ナイチンゲール『看護覚え書き』を聴く#097
フローレンス・ナイチンゲールが著した『看護覚え書き』のオーディオ・ブックを配信します。HNS(=防府看護専門学校)の学生・生徒だけなく、卒業生や看護師を志す、すべての人に向けた配信です。ご自由にお聴きください。
#097 :階上の人々
もう1点、現代の家は、ほとんど薄っぺらな作りになっているので、階段の上り下りや床を歩く足音が家中に響く。回数が多くなるほど、音も大きくなる。頭上に人がいると、病人がどれほど悩まされるかは計り知れない。
堅牢な作りの家では、幸いなことにほとんどの病院はそうだが、騒音も家の揺れも比較的少ない。しかし、安普請の家だと、病気によっては特有な過敏な人にとって、これは深刻な悩みの種である。
病室の上の部屋を空けておくことができない場合は、階段を上り下りすることで、疲労が増すとしても、このような患者を家の最上階に置いた方が良い。さもないとアヘンでも抑えられない位不安な状態になる。頭上の足音の一歩一歩が心臓にのしかかると患者が警報を出したらこれを無視してはいけない。

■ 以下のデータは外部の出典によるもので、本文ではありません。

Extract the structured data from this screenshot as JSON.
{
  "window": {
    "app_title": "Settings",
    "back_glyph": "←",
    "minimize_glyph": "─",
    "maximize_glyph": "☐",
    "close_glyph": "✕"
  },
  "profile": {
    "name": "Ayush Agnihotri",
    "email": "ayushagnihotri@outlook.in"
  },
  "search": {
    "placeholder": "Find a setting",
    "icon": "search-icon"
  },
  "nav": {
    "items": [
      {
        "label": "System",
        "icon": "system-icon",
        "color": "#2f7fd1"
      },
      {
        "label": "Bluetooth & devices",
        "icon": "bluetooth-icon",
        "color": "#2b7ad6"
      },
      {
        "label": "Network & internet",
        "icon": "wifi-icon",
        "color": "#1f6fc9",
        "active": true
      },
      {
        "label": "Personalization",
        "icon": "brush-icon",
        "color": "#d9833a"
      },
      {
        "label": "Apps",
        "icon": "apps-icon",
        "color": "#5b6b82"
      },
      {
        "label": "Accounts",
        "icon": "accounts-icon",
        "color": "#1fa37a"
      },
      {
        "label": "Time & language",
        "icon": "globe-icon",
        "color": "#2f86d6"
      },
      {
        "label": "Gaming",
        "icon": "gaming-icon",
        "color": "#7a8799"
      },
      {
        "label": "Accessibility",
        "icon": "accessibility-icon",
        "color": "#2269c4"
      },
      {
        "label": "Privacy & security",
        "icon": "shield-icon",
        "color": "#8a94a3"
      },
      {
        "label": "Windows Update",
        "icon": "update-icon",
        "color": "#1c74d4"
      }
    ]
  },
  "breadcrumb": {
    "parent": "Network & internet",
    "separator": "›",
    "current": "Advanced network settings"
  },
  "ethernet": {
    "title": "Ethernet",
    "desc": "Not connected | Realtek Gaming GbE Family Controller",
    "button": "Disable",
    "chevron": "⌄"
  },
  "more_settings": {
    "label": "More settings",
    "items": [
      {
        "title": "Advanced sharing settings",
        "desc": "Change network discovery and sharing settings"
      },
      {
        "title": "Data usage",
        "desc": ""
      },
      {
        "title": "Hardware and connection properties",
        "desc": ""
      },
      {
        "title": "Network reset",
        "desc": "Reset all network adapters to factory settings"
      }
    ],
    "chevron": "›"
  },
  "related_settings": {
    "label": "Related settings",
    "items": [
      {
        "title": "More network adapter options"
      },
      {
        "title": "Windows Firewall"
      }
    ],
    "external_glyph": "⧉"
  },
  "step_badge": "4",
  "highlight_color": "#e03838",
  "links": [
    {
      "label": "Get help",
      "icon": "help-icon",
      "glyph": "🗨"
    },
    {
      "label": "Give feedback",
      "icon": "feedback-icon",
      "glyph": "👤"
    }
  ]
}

覚えておいてもらいたい事は、患者から見えないところから来るものとは、患者にとっては何かが突然降りかかるようなものだと言うことだ。特に神経が過敏な患者は、頭上に人がいる場合よりも、同室に人がいて、薄い仕切りで隔てられているだけの方が、明らかに被害が少ないと私は信じている。

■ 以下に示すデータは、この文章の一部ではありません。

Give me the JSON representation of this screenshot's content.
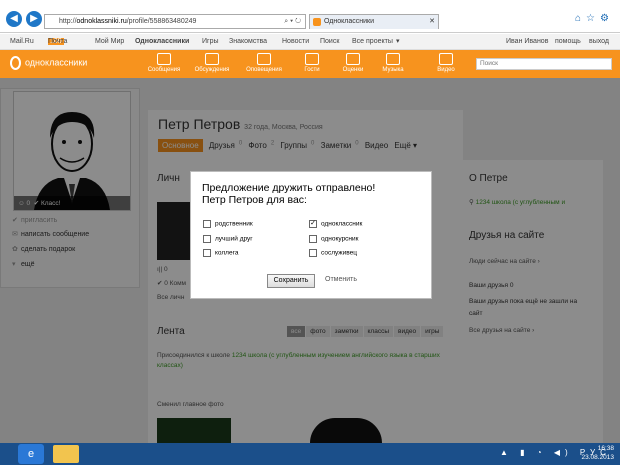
{
  "browser": {
    "address": "http://",
    "address_host": "odnoklassniki.ru",
    "address_path": "/profile/558863480249",
    "tab_title": "Одноклассники"
  },
  "topnav": {
    "links": [
      "Mail.Ru",
      "Почта",
      "Мой Мир",
      "Одноклассники",
      "Игры",
      "Знакомства",
      "Новости",
      "Поиск",
      "Все проекты"
    ],
    "mail_count": "100",
    "user": "Иван Иванов",
    "help": "помощь",
    "exit": "выход"
  },
  "toolbar": {
    "logo": "одноклассники",
    "items": [
      "Сообщения",
      "Обсуждения",
      "Оповещения",
      "Гости",
      "Оценки",
      "Музыка",
      "Видео"
    ],
    "search_placeholder": "Поиск"
  },
  "profile": {
    "name": "Петр Петров",
    "meta": "32 года, Москва, Россия",
    "tabs": [
      {
        "label": "Основное",
        "count": ""
      },
      {
        "label": "Друзья",
        "count": "0"
      },
      {
        "label": "Фото",
        "count": "2"
      },
      {
        "label": "Группы",
        "count": "0"
      },
      {
        "label": "Заметки",
        "count": "0"
      },
      {
        "label": "Видео",
        "count": ""
      },
      {
        "label": "Ещё ▾",
        "count": ""
      }
    ],
    "photo_stats": "0",
    "photo_class": "Класс!",
    "left_actions": [
      "пригласить",
      "написать сообщение",
      "сделать подарок",
      "ещё"
    ]
  },
  "main": {
    "personal_heading": "Личн",
    "friend_counts": "0",
    "class_count": "0 Комм",
    "all_personal": "Все личн",
    "feed_heading": "Лента",
    "feed_tabs": [
      "все",
      "фото",
      "заметки",
      "классы",
      "видео",
      "игры"
    ],
    "feed_item1_prefix": "Присоединился к школе",
    "feed_item1_link": "1234 школа (с углубленным изучением английского языка в старших классах)",
    "feed_item2": "Сменил главное фото"
  },
  "sidebar": {
    "about_heading": "О Петре",
    "school": "1234 школа (с углубленным и",
    "friends_heading": "Друзья на сайте",
    "people_now": "Люди сейчас на сайте",
    "your_friends": "Ваши друзья 0",
    "not_online_l1": "Ваши друзья пока ещё не зашли на",
    "not_online_l2": "сайт",
    "all_friends": "Все друзья на сайте"
  },
  "dialog": {
    "title_line1": "Предложение дружить отправлено!",
    "title_line2": "Петр Петров для вас:",
    "options_left": [
      "родственник",
      "лучший друг",
      "коллега"
    ],
    "options_right": [
      "одноклассник",
      "однокурсник",
      "сослуживец"
    ],
    "checked": "одноклассник",
    "save_label": "Сохранить",
    "cancel_label": "Отменить"
  },
  "taskbar": {
    "lang": "РУС",
    "time": "16:38",
    "date": "23.08.2013"
  },
  "colors": {
    "brand": "#f7931e",
    "link_green": "#3d9b25",
    "taskbar": "#1b4f8a"
  }
}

このような患者のために、静寂を保つためにどんな犠牲でも払う価値がある。なぜならば、この人たちは、どんなに空気が良くても、介護が行き届いたものであっても、静かでなければ無意味だからである。
(2023年9月日8配信)
フローレス・ナイチンゲール(Florence Nightingale):1820年-1910年:近代医療統計学および看護統計学の始祖。近代看護教育の母。